To find the maximum height of the lakes that could potentially form, you need to find all the peaks or points that are higher than the points around them. By changing the code a bit, we can easily get peaks in one iteration:
lst = [0] + lst + [0] # Add zeros to either side to avoid having to deal with boundary issues peaks = [] for x in range(1, len(lst)-1): if lst[x-1] =< lst[x] >= lst[x+1]: # "x =< y >= z" is the same as "x =< y and y >= z" peaks.append(lst[x])
For your example, 4 3 7 1 3 2 3 5 6 2 1 3 3 2 3 peaks will be
[4, 7, 3, 6, 3, 3, 3]
Now we need to unite the lakes. The way we find which lakes can be combined is to go through the list of peaks, tracking the highest peak so far, and for each peak we delete any previous peaks that are lower than it and the highest peak so far. However, this does not require any additional information, so we can do this in the same for loop as the one that finds the peaks in the first place:
highest_so_far = 0 for x in range(1, len(lst)-1): if lst[x-1] =< lst[x] >= lst[x+1]: # "x =< y >= z" is the same as "x =< y and y >= z" while peaks and highest_so_far > peaks[-1] < lst[x]: peaks.pop() if lst[x] > highest_so_far: highest_so_far = lst[x] peaks.append(lst[x])
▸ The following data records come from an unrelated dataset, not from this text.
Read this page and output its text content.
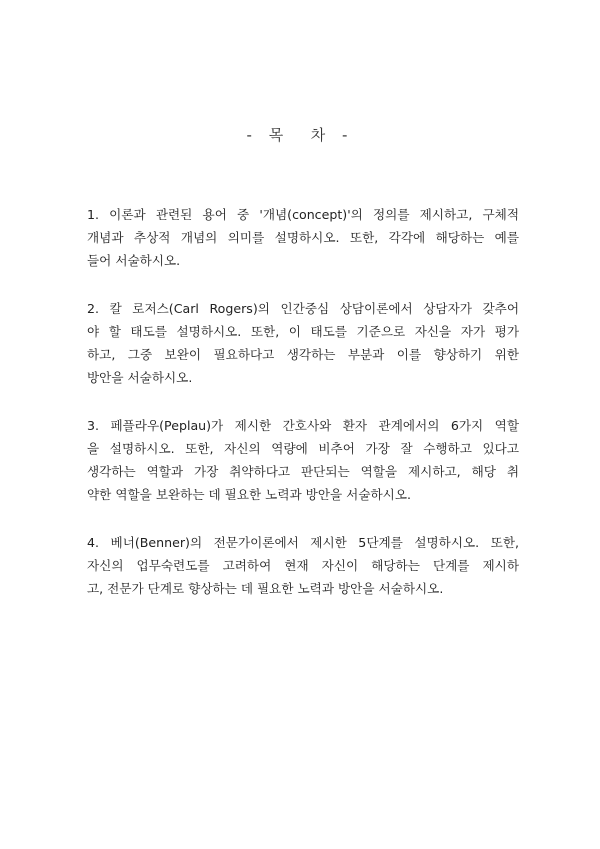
- 목  차 -
1. 이론과 관련된 용어 중 '개념(concept)'의 정의를 제시하고, 구체적
개념과 추상적 개념의 의미를 설명하시오. 또한, 각각에 해당하는 예를
들어 서술하시오.
2. 칼 로저스(Carl Rogers)의 인간중심 상담이론에서 상담자가 갖추어
야 할 태도를 설명하시오. 또한, 이 태도를 기준으로 자신을 자가 평가
하고, 그중 보완이 필요하다고 생각하는 부분과 이를 향상하기 위한
방안을 서술하시오.
3. 페플라우(Peplau)가 제시한 간호사와 환자 관계에서의 6가지 역할
을 설명하시오. 또한, 자신의 역량에 비추어 가장 잘 수행하고 있다고
생각하는 역할과 가장 취약하다고 판단되는 역할을 제시하고, 해당 취
약한 역할을 보완하는 데 필요한 노력과 방안을 서술하시오.
4. 베너(Benner)의 전문가이론에서 제시한 5단계를 설명하시오. 또한,
자신의 업무숙련도를 고려하여 현재 자신이 해당하는 단계를 제시하
고, 전문가 단계로 향상하는 데 필요한 노력과 방안을 서술하시오.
This will reduce the peaks in our example to
[4, 7, 6, 3, 3, 3]
Now, to find all the lakes, we simply look through the list and display the bottom of each pair. However, there is a wrinkle - with a series of 3, how do we know if it is flat or a lake that separates peaks of equal height? We need to know if the dots are next to each other or not. This can be done by including location information along with each peak -
peaks.append((lst[x], x))
Then, when we go through the final list of peaks, we check the bottom of the two, and if they are equal, we check whether they are next to each other (without them there is no lake).
Just so that I do not write all the code for you, I will leave it to you to change the cycle for working with peaks containing tuples and write a cycle that identifies lakes based on the peaks found.
Regarding time complexity, I believe this is done in linear time. Obviously, we look at the list only once, but in the middle there is a while . At each iteration, the while loop checks at least one peak, but if it ever checks more than one peak, this is because at least one peak has been deleted. Thus, outside the check for one iteration, not a single peak will be checked several times, which gives a no more linear increase in time.